Frontman Brandon Boyd has recently spoken about Row in an interview with Rolling Stone, saying:
She’s definitely part of the band now. Her very first project with us was obviously going on tour, and she swooped in and was this delightful breath of fresh air, which we’re so thankful for so many reasons. It’s always sad when somebody from a creative family decides to step away, but she brought a whole new universe into our band, which has been amazing. Part of that momentum we’re feeling in writing a new record is partly her fault.
He then spoke of Kenney:
He has recovered. It’s complicated. I’ll just preface what I’m about to say with that. It’s complicated from an interpersonal point of view, but he himself decided to step away. I think that the situation — as it would probably for anyone — gave rise to a bunch of questions about what he was doing in his life and the direction he was heading. And from what I’m able to discern, he decided it was time for him to step away and do other things. So god bless.

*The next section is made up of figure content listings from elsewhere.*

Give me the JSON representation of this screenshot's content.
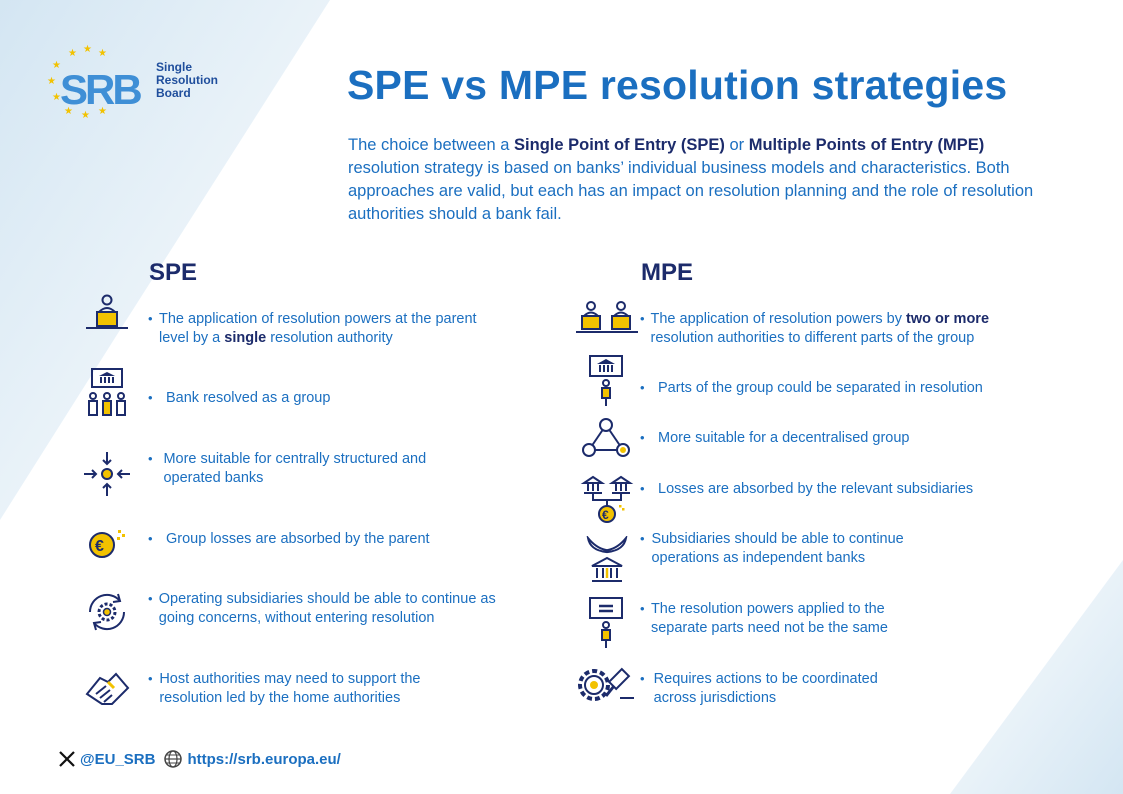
{
  "logo": {
    "mark": "SRB",
    "line1": "Single",
    "line2": "Resolution",
    "line3": "Board"
  },
  "title": "SPE vs MPE resolution strategies",
  "intro": {
    "p1": "The choice between a ",
    "b1": "Single Point of Entry (SPE)",
    "p2": " or ",
    "b2": "Multiple Points of Entry (MPE)",
    "p3": " resolution strategy is based on banks’ individual business models and characteristics. Both approaches are valid, but each has an impact on resolution planning and the role of resolution authorities should a bank fail."
  },
  "spe": {
    "heading": "SPE",
    "items": [
      {
        "icon": "person-at-desk-icon",
        "t1": "The application of resolution powers at the parent level by a ",
        "b": "single",
        "t2": " resolution authority"
      },
      {
        "icon": "bank-group-icon",
        "t1": "Bank resolved as a group",
        "b": "",
        "t2": ""
      },
      {
        "icon": "converging-arrows-icon",
        "t1": "More suitable for centrally structured and operated banks",
        "b": "",
        "t2": ""
      },
      {
        "icon": "euro-coin-icon",
        "t1": "Group losses are absorbed by the parent",
        "b": "",
        "t2": ""
      },
      {
        "icon": "gear-cycle-icon",
        "t1": "Operating subsidiaries should be able to continue as going concerns, without entering resolution",
        "b": "",
        "t2": ""
      },
      {
        "icon": "handshake-icon",
        "t1": "Host authorities may need to support the resolution led by the home authorities",
        "b": "",
        "t2": ""
      }
    ]
  },
  "mpe": {
    "heading": "MPE",
    "items": [
      {
        "icon": "two-persons-desks-icon",
        "t1": "The application of resolution powers by ",
        "b": "two or more",
        "t2": " resolution authorities to different parts of the group"
      },
      {
        "icon": "bank-sign-person-icon",
        "t1": "Parts of the group could be separated in resolution",
        "b": "",
        "t2": ""
      },
      {
        "icon": "network-triangle-icon",
        "t1": "More suitable for a decentralised group",
        "b": "",
        "t2": ""
      },
      {
        "icon": "banks-euro-icon",
        "t1": "Losses are absorbed by the relevant subsidiaries",
        "b": "",
        "t2": ""
      },
      {
        "icon": "winged-bank-icon",
        "t1": "Subsidiaries should be able to continue operations as independent banks",
        "b": "",
        "t2": ""
      },
      {
        "icon": "equals-sign-person-icon",
        "t1": "The resolution powers applied to the separate parts need not be the same",
        "b": "",
        "t2": ""
      },
      {
        "icon": "gear-gavel-icon",
        "t1": "Requires actions to be coordinated across jurisdictions",
        "b": "",
        "t2": ""
      }
    ]
  },
  "footer": {
    "handle": "@EU_SRB",
    "url": "https://srb.europa.eu/"
  },
  "colors": {
    "accent": "#1b6fc0",
    "dark": "#1c2b6b",
    "gold": "#f2c200"
  }
}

We were sad at the revelation, but we love him deeply and we respect him and honor his contribution to our band for over 20 years. I want Ben to have the chance to answer these questions in his own timeframe and in his own voice, because I don’t really think it’s for me to say what his reasoning was.
Boyd also addressed the re-recording of their fourth studio album, “Morning View“, a process for which Row contributed. When asked if Taylor Swift‘s move to re-record her own music so she can own the rights to the new recordings weighed into the situation, he said:
It was definitely part of the discussion. Through time, we won our re-record rights back, and it’s not unimportant to the process. To me, it’s sort of a less interesting part of the process, but still a part of it. When you’re involved in the making of music, especially when it’s exotic recording contracts from the Nineties, you pour your soul out and give everything you have into these recordings, and then ultimately you don’t own them. And there’s something not unusual about that, but it’s also sad.

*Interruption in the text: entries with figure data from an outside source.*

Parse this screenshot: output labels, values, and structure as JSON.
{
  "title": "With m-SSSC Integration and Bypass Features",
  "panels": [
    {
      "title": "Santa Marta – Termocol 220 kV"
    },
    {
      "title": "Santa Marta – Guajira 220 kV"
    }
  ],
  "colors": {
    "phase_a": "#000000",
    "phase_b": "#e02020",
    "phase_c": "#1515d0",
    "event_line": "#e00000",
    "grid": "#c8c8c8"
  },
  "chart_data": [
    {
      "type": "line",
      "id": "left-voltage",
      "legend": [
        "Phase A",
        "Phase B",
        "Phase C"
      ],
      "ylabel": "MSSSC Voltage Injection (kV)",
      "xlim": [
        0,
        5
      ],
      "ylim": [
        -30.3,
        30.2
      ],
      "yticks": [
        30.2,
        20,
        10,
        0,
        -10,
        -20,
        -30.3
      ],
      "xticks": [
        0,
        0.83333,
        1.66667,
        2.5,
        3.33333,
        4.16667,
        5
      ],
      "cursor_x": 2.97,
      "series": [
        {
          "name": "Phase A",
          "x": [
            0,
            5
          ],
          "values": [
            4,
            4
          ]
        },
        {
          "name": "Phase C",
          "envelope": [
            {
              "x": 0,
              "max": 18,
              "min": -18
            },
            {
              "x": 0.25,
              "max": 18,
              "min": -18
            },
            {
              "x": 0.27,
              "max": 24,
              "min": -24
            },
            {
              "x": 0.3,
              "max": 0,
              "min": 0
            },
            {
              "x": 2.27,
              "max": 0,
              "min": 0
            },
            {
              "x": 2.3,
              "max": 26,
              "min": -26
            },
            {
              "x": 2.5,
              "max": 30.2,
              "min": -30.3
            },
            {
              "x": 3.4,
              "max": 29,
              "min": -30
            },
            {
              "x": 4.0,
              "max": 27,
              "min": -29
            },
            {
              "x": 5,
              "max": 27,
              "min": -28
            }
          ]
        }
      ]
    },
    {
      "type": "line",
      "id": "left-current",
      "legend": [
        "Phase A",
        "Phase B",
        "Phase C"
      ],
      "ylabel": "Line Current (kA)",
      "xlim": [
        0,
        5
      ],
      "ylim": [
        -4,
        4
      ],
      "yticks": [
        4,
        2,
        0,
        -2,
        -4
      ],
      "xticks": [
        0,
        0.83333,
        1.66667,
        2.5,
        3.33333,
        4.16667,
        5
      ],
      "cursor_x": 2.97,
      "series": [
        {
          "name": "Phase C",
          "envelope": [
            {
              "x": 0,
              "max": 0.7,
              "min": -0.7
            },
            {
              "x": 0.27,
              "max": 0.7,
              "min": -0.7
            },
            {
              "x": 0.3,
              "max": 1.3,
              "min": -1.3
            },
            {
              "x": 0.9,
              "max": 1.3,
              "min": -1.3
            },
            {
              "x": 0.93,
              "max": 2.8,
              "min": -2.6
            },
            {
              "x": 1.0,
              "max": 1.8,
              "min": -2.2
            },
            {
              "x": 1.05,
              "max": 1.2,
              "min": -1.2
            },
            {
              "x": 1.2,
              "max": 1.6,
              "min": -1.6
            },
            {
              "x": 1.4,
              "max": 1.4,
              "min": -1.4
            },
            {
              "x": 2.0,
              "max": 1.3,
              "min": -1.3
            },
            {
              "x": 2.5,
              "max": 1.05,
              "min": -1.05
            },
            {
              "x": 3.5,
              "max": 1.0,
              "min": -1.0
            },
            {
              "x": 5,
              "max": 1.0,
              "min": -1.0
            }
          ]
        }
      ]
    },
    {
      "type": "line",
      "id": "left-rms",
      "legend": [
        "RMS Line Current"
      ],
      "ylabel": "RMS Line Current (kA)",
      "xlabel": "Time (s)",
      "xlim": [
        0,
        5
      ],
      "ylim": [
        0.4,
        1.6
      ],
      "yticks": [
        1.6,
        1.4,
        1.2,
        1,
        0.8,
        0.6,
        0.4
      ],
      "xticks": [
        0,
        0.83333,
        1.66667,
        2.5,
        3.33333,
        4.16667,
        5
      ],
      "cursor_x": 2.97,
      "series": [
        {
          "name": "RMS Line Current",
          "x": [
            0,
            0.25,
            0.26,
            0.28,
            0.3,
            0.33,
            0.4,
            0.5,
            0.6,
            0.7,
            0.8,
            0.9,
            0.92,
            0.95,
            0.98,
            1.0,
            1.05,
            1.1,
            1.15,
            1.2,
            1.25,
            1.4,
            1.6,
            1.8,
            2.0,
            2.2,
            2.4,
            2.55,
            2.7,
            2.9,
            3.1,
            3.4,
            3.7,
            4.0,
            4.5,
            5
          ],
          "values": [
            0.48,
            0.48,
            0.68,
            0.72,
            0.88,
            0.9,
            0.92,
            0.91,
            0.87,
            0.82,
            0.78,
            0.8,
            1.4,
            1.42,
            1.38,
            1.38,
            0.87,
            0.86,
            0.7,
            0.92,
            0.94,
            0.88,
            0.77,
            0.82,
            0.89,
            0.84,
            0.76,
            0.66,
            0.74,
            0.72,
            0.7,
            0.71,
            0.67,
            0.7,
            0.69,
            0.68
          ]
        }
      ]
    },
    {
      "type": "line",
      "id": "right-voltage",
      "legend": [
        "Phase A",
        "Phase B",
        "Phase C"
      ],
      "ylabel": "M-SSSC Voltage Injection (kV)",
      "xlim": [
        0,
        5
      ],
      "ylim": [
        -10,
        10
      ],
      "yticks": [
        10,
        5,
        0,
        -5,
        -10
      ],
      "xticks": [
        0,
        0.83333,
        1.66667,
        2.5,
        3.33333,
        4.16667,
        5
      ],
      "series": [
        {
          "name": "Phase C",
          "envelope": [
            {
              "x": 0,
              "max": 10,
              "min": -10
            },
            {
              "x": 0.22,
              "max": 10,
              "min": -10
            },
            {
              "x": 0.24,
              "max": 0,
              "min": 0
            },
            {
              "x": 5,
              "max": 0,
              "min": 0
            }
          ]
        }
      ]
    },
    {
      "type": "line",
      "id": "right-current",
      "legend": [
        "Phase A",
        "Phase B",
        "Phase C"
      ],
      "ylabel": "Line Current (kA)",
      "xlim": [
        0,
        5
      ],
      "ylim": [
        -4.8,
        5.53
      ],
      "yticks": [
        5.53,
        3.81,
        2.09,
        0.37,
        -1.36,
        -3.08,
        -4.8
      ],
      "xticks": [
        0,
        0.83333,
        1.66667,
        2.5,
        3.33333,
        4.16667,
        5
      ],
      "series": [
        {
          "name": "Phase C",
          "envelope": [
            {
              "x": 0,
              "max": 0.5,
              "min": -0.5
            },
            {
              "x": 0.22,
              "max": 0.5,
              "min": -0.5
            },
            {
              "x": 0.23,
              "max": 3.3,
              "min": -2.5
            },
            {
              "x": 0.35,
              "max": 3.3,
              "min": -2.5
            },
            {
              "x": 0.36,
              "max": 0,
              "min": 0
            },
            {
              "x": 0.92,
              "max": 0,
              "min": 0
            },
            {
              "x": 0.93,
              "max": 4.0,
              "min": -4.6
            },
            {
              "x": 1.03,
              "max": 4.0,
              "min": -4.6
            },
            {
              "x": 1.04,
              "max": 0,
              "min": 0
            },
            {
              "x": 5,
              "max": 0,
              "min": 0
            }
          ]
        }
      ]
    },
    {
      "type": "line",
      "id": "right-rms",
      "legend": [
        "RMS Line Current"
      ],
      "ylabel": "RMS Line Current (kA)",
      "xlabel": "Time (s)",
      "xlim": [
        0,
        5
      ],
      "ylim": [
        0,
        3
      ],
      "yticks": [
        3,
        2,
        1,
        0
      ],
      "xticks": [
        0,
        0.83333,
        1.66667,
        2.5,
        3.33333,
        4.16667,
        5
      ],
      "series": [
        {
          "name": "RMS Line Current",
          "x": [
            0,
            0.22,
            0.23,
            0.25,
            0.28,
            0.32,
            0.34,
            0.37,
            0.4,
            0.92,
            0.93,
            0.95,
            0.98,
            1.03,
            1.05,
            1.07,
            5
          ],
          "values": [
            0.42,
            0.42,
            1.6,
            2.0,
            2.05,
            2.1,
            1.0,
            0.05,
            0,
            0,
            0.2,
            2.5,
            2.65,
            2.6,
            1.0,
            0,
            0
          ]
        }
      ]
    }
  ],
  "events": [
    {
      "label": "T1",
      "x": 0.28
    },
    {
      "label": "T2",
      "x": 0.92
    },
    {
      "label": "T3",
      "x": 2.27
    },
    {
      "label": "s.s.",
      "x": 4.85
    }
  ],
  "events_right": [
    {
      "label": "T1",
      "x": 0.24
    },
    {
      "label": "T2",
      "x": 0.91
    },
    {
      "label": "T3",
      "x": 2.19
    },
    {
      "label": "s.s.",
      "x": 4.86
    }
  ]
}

So we’ve been around long enough now. We got to that point after all the decades where we’ve started to get our re-record rights back. We’ll never own the masters to the original recordings, but in the contracts it basically says that should we choose to re-record the album, we then own those master recordings. So it just gives a little bit more license and ownership to these tracks. But like I said, it’s not the most important thing.
Incubus’s re-recorded version of “Morning View“, “Morning View XXIII“, will be out on May 10. They’ll also be performing the album in its entirety live on the road this summer on tour with Coheed And Cambria.